NOTE: there is a C++-backed R package but it has issues compiling on a few platforms and is dependent upon Boost regex. This version is definitely slower but it works on all platforms.

This was briefly on CRAN but the i386 Windows build of it has issues due to the limitations of the v8 engine (not the V8 package) in that environment. So, you’re stuck with a github install until Oliver (and/or I) figure out how to get the C++-backed one working on all platforms.

#What’s Inside The Tin

The following functions are implemented:

  • ua_parse: Parse a vector of user agents into a data frame

#Installation

remotes::install_git("https://git.rud.is/hrbrmstr/uaparserjs.git")
# or
remotes::install_git("https://git.sr.ht/~hrbrmstr/uaparserjs")
# or
remotes::install_gitlab("hrbrmstr/uaparserjs")
# or
remotes::install_bitbucket("hrbrmstr/uaparserjs")
# or
remotes::install_github("hrbrmstr/uaparserjs")

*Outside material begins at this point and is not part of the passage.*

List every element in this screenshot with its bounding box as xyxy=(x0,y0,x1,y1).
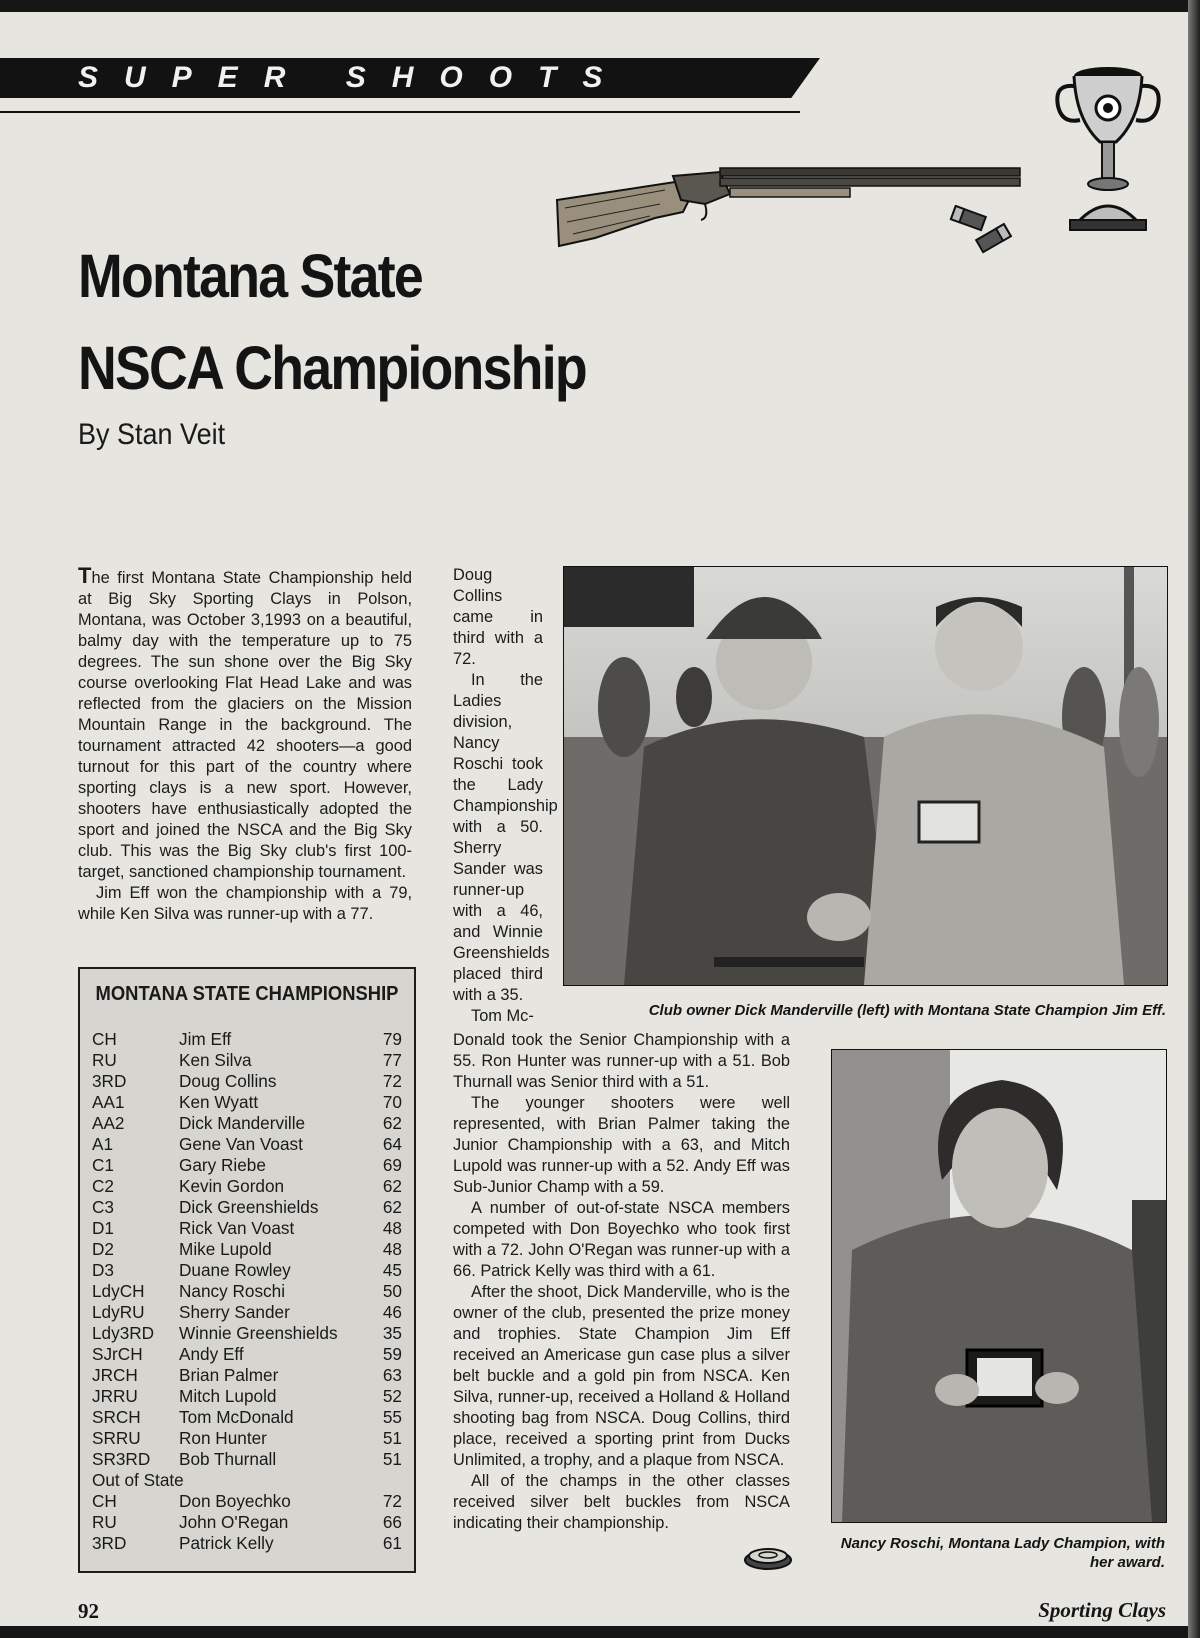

NOTE: To use the ‘remotes’ install options you will need to have the {remotes} package installed.

#Usage

library(uaparserjs)

# current verison
packageVersion("uaparserjs")
## [1] '0.3.1'

dplyr::glimpse(ua_parse("Mozilla/5.0 (X11; Linux x86_64) AppleWebKit/535.2 (KHTML, like Gecko) Ubuntu/11.10 Chromium/15.0.874.106 Chrome/15.0.874.106 Safari/535.2"))
## Observations: 1
## Variables: 9
## $ userAgent     <chr> "Mozilla/5.0 (X11; Linux x86_64) AppleWebKit/535.2 (KHTML, like Gecko) Ubuntu/11.10 Chromium/15…
## $ ua.family     <chr> "Chromium"
## $ ua.major      <chr> "15"
## $ ua.minor      <chr> "0"
## $ ua.patch      <chr> "874"
## $ os.family     <chr> "Ubuntu"
## $ os.major      <chr> "11"
## $ os.minor      <chr> "10"
## $ device.family <chr> "Other"

agents <- readLines("tests/agents.txt")

dplyr::glimpse(ua_parse(agents))
## Observations: 1,091
## Variables: 13
## $ userAgent     <chr> "Mozilla/5.0 (Windows; U; en-US) AppleWebKit/531.9 (KHTML, like Gecko) AdobeAIR/2.5.1", "Mozill…
## $ ua.family     <chr> "AdobeAIR", "Amazon Silk", "Amazon Silk", "Amazon Silk", "Amazon Silk", "Amazon Silk", "Android…
## $ ua.major      <chr> "2", "1", "2", "2", "2", "3", "2", "2", "2", "2", "3", "4", "4", "4", "4", "1", "1", "6", "7", …
## $ ua.minor      <chr> "5", "1", "0", "1", "2", "25", "2", "3", "3", "3", "0", "0", "0", "0", "0", NA, NA, "13", "6", …
## $ ua.patch      <chr> "1", "0-80", NA, NA, NA, NA, "2", "3", "4", "5", "1", "3", "3", "3", "4", NA, NA, "13719", "214…
## $ os.family     <chr> "Windows", "Android", "Android", "Android", "Android", "Android", "Android", "Android", "Androi…
## $ device.family <chr> "Other", "Kindle", "Kindle Fire HD", "Kindle Fire", "Kindle Fire HD", "Kindle Fire HD", "HTC De…
## $ device.brand  <chr> NA, "Amazon", "Amazon", "Amazon", "Amazon", "Amazon", "HTC", "HTC", "Amazon", "Tecno", "Samsung…
## $ device.model  <chr> NA, "Kindle", "Kindle Fire HD 7\"", "Kindle Fire", "Kindle Fire HD 7\"", "Kindle Fire HD 7\"", …
## $ os.major      <chr> NA, NA, NA, NA, NA, "4", "2", "2", "2", "2", "3", "4", "4", "4", "4", "7", "7", "XP", "8", "4",…
## $ os.minor      <chr> NA, NA, NA, NA, NA, "0", "2", "3", "3", "3", "0", "0", "0", "0", "0", NA, NA, NA, NA, "1", "0",…
## $ os.patch      <chr> NA, NA, NA, NA, NA, "3", "2", "3", "4", "5", "1", "3", "3", "3", "4", NA, NA, NA, NA, "1", "6",…
## $ os.patchMinor <chr> NA, NA, NA, NA, NA, NA, NA, NA, NA, NA, NA, NA, NA, NA, NA, NA, NA, NA, NA, NA, NA, NA, NA, NA,…

set.seed(100)
batch_100 <- sample(agents, 100)
microbenchmark::microbenchmark(
  ua_parse(batch_100)
)
## Unit: milliseconds
##                 expr      min      lq     mean   median       uq      max neval
##  ua_parse(batch_100) 19.44652 20.2158 21.42222 20.66315 22.56606 31.78299   100

#uaparserjs Metrics

Lang # Files (%) LoC (%) Blank lines (%) # Lines (%)
R 6 0.86 202 0.93 94 0.81 125 0.81
Rmd 1 0.14 16 0.07 22 0.19 30 0.19

#Code of Conduct

Please note that this project is released with a Contributor Code of Conduct. By participating in this project you agree to abide by its terms.